India Inc. Faces Fall in Earnings and Revenue Growth

Growing pressures from rising input costs and a cooling demand landscape are squeezing Indian firms, leading to a noticeable slowdown in both earnings and revenue growth compared to recent quarters.

According to an analysis conducted by ETIG on 600 companies that reported results for the quarter ending March 31, 2012, net profit—excluding entities from the banking, financial services, oil, and gas sectors—decreased by 2.5% year-over-year. Meanwhile, revenue growth fell to 14%, marking a significant slowdown from the performance seen in recent quarters.

Notably, net profit has declined for three consecutive quarters; however, the decrease observed in this latest quarter was less severe than the 12% dip recorded in the December 2011 quarter and the astonishing 38% drop in the quarter previous to that. It is surprising to note that revenue growth had not dipped below 15% in the last few years.

In the quarter ending September 30, 2011, revenue growth experienced a decline into single-digit territory, further underscoring the challenges faced.

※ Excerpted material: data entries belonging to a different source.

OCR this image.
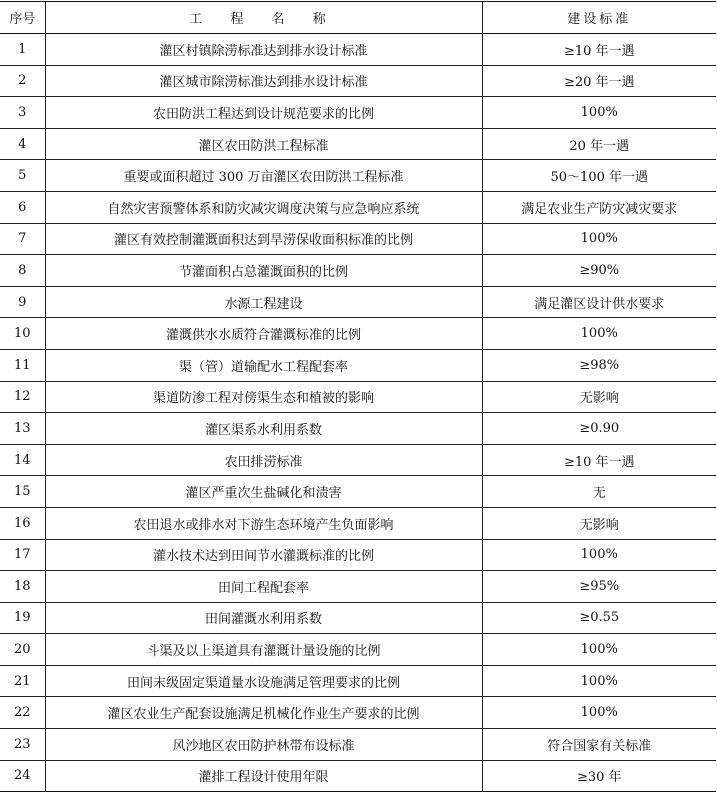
序号	工 程 名 称	建设标准
1	灌区村镇除涝标准达到排水设计标准	≥10 年一遇
2	灌区城市除涝标准达到排水设计标准	≥20 年一遇
3	农田防洪工程达到设计规范要求的比例	100%
4	灌区农田防洪工程标准	20 年一遇
5	重要或面积超过 300 万亩灌区农田防洪工程标准	50～100 年一遇
6	自然灾害预警体系和防灾减灾调度决策与应急响应系统	满足农业生产防灾减灾要求
7	灌区有效控制灌溉面积达到旱涝保收面积标准的比例	100%
8	节灌面积占总灌溉面积的比例	≥90%
9	水源工程建设	满足灌区设计供水要求
10	灌溉供水水质符合灌溉标准的比例	100%
11	渠（管）道输配水工程配套率	≥98%
12	渠道防渗工程对傍渠生态和植被的影响	无影响
13	灌区渠系水利用系数	≥0.90
14	农田排涝标准	≥10 年一遇
15	灌区严重次生盐碱化和渍害	无
16	农田退水或排水对下游生态环境产生负面影响	无影响
17	灌水技术达到田间节水灌溉标准的比例	100%
18	田间工程配套率	≥95%
19	田间灌溉水利用系数	≥0.55
20	斗渠及以上渠道具有灌溉计量设施的比例	100%
21	田间末级固定渠道量水设施满足管理要求的比例	100%
22	灌区农业生产配套设施满足机械化作业生产要求的比例	100%
23	风沙地区农田防护林带布设标准	符合国家有关标准
24	灌排工程设计使用年限	≥30 年
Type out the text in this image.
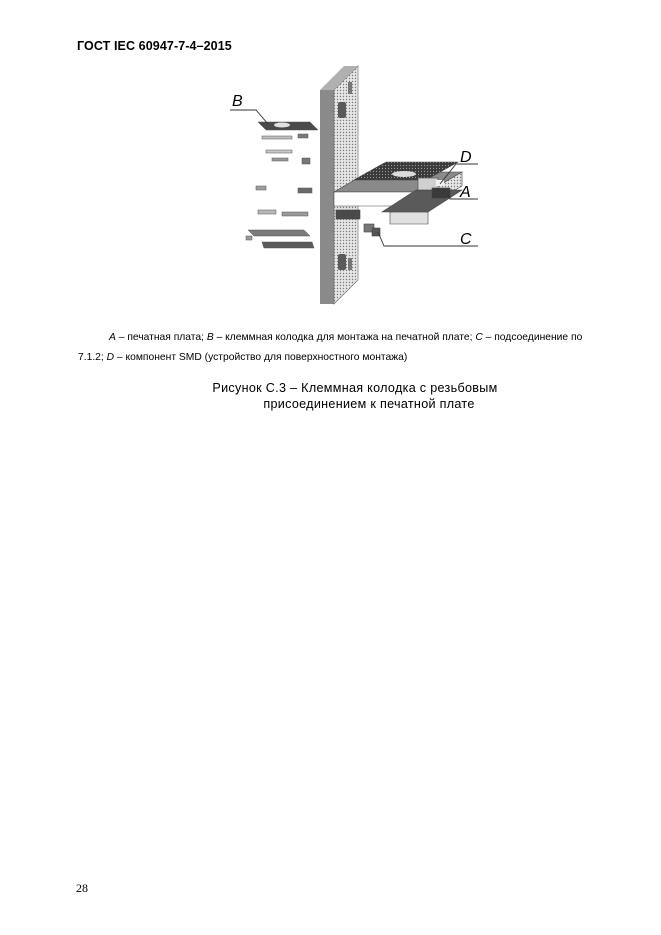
ГОСТ IEC 60947-7-4–2015
B
D
A
C
A – печатная плата; B – клеммная колодка для монтажа на печатной плате; C – подсоединение по
7.1.2; D – компонент SMD (устройство для поверхностного монтажа)
Рисунок С.3 – Клеммная колодка с резьбовым
присоединением к печатной плате
28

The earnings scorecard for March 2012 was heavily influenced by the disappointing performance of major industry players such as Reliance Industries, Bharti Airtel, Sterlite Industries, and Sesa Goa. Each of these firms reported profit decreases and faced increasing pressure on their profit margins.

Aside from a few sectors, according to the ETIG analysis, a majority of companies are struggling to transfer the rising costs to consumers. This struggle is evident in the ongoing depletion of their operating margins prior to depreciation. Operating profitability diminished for the eighth consecutive quarter, ending in March compared to one year prior.

While this figure was 200 basis points higher than in the December 2011 quarter, at 19%, it remains lower than the over-22% seen two years ago when the economy was bouncing back from the 2008-09 downturn.